Abstract
The realization of mixtures of excitons and charge carriers in van-der-Waals materials presents a new frontier for the study of the many-body physics of strongly interacting Bose-Fermi mixtures. In order to derive an effective low-energy model for such systems, we develop an exact diagonalization approach based on a discrete variable representation that predicts the scattering and bound state properties of three charges in two-dimensional transition metal dichalcogenides. From the solution of the quantum mechanical three-body problem we thus obtain the bound state energies of excitons and trions within an effective mass model which are in excellent agreement with Quantum Monte Carlo predictions. The diagonalization approach also gives access to excited states of the three-body system. This allows us to predict the scattering phase shifts of electrons and excitons that serve as input for a low-energy theory of interacting mixtures of excitons and charge carriers at finite density. To this end we derive an effective exciton-electron scattering potential that is directly applicable for Quantum Monte-Carlo or diagrammatic many-body techniques. As an example, we demonstrate the approach by studying the many-body physics of exciton Fermi polarons in transition-metal dichalcogenides, and we show that finite-range corrections have a substantial impact on the optical absorption spectrum. Our approach can be applied to a plethora of many-body phenomena realizable in atomically thin semiconductors ranging from exciton localization to induced superconductivity.
Highlights
The realization of mixtures of excitons and charge carriers in van der Waals materials presents a frontier for the study of the many-body physics of strongly interacting Bose-Fermi mixtures
In order to derive an effective low-energy model for such systems, we develop an exact diagonalization approach based on a discrete variable representation that predicts the scattering and bound state properties of three charges in two-dimensional transition metal dichalcogenides
We demonstrate the approach by studying the many-body physics of exciton Fermi polarons in transition-metal dichalcogenides, and we show that finite-range corrections have a substantial impact on the optical absorption spectrum
Summary
Interacting mixtures of fermions and bosons are at the heart of many paradigms of condensed matter physics, ranging from phonon and magnon-mediated superconductivity, mixtures of helium-3 and helium-4, polaron mobility, to electrons coupled to dynamical gauge fields.
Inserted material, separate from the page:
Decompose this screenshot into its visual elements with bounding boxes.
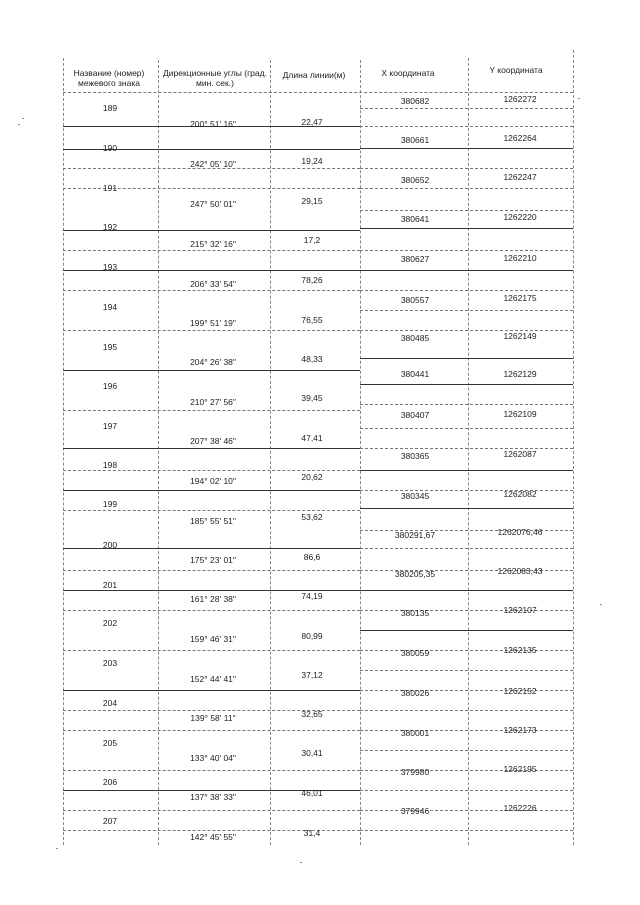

With transition metal dichalcogenides a new class of atomically thin semiconductors with potential technological applications has emerged [24] that provides a novel platform to realize strongly interacting mixtures of pointlike bosons and fermions. In contrast to their bulk counterparts, in atomically thin materials screening of Coulomb forces is reduced owing to the absence of an all-encompassing dielectric environment. Our approach gives access to the structure of three-body envelope wave functions as well as scattering states above the trion dissociation threshold From this we show that the picture of exciton-electron scattering and the description in terms of Bose-Fermi mixtures is well justified.